The key advantage of using FAISS is its incredible speed, especially at scale. Here's a comparison of search times:


# Simulation of brute force search (without FAISS)
def brute_force_search(query, embeddings, top_k=3):
    query_embedding = model.encode([query])[0]
    
    start_time = time.time()
    distances = []
    for emb in embeddings:
        # Calculate Euclidean distance
        distance = np.sum((query_embedding - emb) ** 2)
        distances.append(distance)
    
    # Get top k nearest neighbors
    indices = np.argsort(distances)[:top_k]
    search_time = time.time() - start_time
    
    print(f"Brute force search completed in {search_time*1000:.2f} ms")
    return indices, [distances[i] for i in indices]

# Compare on a small dataset (just for demonstration)
query = "portable storage solution"
brute_force_search(query, embeddings)
semantic_search(query)  # FAISS-based search


FAISS shows performance benefits even with smaller data-sets. The difference becomes dramatic at scale, where FAISS can search billions of vectors in milliseconds.

Conclusion

Semantic search is a giant leap from simple keyword matching as it can provide real understanding of user intent. With Sentence Transformers and FAISS, you can build a powerful semantic search system up to millions, or even billions, of documents while experiencing lightening speed.

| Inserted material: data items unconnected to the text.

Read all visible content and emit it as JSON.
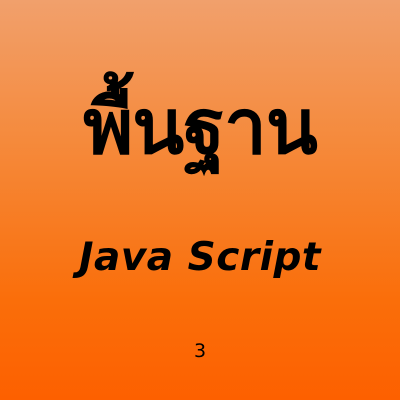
{
  "cover": {
    "title": "พื้นฐาน",
    "subtitle": "Java Script",
    "number": "3",
    "colors": {
      "gradient_top": "#f1a06c",
      "gradient_bottom": "#fd6000",
      "text": "#000000"
    }
  }
}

The applications don't end with product search - the same technique can be extended to knowledge bases, document retrieval, recommendation systems, and more. As language models continue to improve and improve, semantic search will be that much more precise and context-sensitive.

In an age where finding the right information in a timely manner is increasingly valuable, integrating semantic search capability into your applications gives users an incredibly richer experience.